After working with an upholsterer to create cushions for the banquette, Randolph caught the upholstery bug and had a custom floral headboard made for the master bedroom. She kept the walls white to give the small space breathing room and to allow the pattern to command attention. Stella textile, $105/yard; nickyrising.com. Juno nightstand, similar, $444; sobusobu.com. Copper Shade Pendant by Tom Dixon, from $460; dwr.com.

8 / 13

Floor-to-Ceiling Tile

Combining multiple patterns in a room works best when you stick to a tight color palette.

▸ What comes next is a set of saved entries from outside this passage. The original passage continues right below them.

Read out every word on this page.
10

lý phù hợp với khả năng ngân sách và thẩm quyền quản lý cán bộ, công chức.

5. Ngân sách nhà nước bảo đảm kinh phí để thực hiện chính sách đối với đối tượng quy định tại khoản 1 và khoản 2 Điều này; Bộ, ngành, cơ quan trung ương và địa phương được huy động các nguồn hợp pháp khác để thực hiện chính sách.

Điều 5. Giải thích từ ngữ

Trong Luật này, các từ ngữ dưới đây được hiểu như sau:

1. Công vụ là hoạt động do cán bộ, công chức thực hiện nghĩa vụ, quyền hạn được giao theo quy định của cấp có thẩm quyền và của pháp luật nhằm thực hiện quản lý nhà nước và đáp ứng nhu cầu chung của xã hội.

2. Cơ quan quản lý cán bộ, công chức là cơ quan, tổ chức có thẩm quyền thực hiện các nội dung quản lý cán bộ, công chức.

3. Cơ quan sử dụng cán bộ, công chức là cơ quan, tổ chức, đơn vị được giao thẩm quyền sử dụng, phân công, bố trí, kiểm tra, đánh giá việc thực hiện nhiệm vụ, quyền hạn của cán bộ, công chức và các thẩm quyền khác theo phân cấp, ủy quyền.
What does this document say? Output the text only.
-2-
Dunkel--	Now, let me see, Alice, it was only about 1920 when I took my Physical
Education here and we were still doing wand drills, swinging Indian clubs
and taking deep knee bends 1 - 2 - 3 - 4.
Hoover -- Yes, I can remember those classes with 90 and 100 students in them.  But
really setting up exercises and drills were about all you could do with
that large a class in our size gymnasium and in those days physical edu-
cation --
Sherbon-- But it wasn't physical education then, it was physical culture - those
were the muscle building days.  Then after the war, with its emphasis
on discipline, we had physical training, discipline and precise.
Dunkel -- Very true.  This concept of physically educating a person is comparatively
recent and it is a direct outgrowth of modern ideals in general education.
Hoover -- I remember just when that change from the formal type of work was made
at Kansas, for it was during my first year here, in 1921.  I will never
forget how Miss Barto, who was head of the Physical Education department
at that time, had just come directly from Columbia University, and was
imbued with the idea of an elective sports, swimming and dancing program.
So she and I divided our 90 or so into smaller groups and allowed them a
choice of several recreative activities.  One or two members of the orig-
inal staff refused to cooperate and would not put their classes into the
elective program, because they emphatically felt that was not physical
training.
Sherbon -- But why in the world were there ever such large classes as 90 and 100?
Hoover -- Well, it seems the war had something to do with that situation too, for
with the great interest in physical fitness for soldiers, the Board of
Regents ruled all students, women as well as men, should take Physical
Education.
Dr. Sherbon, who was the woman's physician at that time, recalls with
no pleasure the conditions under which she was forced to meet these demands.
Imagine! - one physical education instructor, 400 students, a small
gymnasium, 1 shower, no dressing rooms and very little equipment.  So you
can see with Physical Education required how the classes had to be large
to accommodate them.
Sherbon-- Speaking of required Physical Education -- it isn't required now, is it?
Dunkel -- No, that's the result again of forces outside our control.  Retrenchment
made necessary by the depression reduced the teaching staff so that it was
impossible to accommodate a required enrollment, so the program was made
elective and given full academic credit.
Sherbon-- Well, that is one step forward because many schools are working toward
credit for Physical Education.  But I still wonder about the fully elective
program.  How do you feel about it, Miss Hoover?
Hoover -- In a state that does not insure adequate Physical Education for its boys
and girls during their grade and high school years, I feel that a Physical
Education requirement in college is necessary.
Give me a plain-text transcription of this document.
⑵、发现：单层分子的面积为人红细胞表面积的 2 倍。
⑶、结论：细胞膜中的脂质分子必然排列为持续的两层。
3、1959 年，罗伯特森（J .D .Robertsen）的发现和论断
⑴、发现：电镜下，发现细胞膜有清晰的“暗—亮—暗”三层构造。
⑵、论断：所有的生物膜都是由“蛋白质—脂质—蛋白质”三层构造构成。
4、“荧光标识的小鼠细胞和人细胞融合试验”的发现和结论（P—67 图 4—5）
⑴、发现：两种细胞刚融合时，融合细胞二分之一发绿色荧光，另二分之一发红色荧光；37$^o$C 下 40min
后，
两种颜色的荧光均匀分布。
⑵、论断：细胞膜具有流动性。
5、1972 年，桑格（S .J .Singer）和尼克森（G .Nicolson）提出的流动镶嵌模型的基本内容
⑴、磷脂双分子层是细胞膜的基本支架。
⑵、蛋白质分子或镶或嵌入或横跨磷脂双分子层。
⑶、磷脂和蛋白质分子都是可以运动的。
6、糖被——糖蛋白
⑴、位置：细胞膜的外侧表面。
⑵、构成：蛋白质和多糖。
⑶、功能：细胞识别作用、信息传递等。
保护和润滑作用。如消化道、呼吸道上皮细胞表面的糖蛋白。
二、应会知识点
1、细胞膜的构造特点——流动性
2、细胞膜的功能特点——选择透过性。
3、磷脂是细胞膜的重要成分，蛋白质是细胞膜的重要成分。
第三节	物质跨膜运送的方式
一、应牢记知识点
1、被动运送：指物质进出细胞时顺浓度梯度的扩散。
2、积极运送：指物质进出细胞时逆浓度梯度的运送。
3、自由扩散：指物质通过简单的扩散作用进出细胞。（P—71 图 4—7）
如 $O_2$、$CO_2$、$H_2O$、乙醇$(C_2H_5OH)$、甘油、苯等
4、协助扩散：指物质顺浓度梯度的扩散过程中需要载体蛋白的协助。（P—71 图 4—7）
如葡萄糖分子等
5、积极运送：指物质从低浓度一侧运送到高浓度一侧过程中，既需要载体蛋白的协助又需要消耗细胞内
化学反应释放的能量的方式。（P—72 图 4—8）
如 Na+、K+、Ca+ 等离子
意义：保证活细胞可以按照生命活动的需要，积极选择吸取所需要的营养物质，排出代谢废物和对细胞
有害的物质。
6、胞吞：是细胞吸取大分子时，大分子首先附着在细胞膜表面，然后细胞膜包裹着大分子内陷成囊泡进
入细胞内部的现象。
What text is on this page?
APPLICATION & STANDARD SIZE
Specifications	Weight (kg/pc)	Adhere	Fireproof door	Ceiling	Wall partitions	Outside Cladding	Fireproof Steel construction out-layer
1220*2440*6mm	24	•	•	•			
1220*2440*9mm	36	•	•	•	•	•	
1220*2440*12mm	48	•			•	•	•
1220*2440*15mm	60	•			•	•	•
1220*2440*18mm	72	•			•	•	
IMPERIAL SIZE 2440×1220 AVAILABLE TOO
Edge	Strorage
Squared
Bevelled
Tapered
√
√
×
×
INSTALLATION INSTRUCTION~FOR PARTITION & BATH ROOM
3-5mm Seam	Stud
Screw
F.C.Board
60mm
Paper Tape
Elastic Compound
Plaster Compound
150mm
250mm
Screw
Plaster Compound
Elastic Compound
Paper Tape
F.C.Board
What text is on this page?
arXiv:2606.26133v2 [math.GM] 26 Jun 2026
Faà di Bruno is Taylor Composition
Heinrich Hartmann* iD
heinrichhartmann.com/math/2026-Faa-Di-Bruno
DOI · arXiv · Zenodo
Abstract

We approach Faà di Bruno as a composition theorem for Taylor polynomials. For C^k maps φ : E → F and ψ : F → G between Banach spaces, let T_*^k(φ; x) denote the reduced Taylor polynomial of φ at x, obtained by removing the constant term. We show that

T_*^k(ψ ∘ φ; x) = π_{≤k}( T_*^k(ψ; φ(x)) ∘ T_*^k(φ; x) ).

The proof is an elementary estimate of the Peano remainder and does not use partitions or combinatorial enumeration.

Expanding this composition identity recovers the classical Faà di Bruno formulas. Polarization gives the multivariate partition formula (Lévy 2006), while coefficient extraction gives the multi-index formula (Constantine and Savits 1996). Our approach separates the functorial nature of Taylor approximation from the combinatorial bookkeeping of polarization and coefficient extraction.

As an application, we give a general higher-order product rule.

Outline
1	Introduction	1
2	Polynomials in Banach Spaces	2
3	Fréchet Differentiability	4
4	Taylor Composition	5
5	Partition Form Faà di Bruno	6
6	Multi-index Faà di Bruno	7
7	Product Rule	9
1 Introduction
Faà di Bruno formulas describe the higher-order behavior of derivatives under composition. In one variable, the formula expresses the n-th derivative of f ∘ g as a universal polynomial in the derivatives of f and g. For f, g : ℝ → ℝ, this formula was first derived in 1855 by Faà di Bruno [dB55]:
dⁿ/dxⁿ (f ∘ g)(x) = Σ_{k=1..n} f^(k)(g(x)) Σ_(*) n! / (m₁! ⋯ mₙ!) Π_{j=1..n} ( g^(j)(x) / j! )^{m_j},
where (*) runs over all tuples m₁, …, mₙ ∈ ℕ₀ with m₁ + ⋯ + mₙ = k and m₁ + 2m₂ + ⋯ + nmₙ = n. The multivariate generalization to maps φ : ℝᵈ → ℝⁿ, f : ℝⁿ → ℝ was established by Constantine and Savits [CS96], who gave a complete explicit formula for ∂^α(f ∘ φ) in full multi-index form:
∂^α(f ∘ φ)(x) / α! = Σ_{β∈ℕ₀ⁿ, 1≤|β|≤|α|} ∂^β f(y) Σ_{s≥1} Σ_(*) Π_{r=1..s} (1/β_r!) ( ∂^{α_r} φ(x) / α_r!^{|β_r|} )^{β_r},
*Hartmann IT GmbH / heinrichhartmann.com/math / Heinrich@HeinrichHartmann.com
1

Here’s a warm, artful trio Randolph recommends, starting with this brick-like sample. Offset tile in Rust; from $18/sq. ft.; fireclaytile.com.

9 / 13

Vitoria Tile in Warm Motif

Throw down some drama on the bathroom floor with another favorite of Randolph’s, a geometric motif. $24 per piece; fireclaytile.com.

10 / 13

Marrakech Lace Tile in Black and White

Layering on a pattern with minimal color is surprisingly harmonious, as this third go-to tile shows. From $38; fireclaytile.com.

11 / 13

Sleeping Beauty

Yes, you can combine multiple patterns in a bedroom without disrupting the space’s tranquility. This mix works thanks to the soothing blue and green tones. Bastideaux Bogo fabric in Pale Sea, $126/yard; nickyrising.com.

12 / 13

Tulu Fabric in Earth Lavender

Start with one strong pattern, such as this floral motif, then layer in a simpler one. $150/yard; nickyrising.com.

13 / 13

Paint in Oval Room Blue No. 85

Choose a paint that bridges your prints. From $99/gallon; us.farrow-ball.com.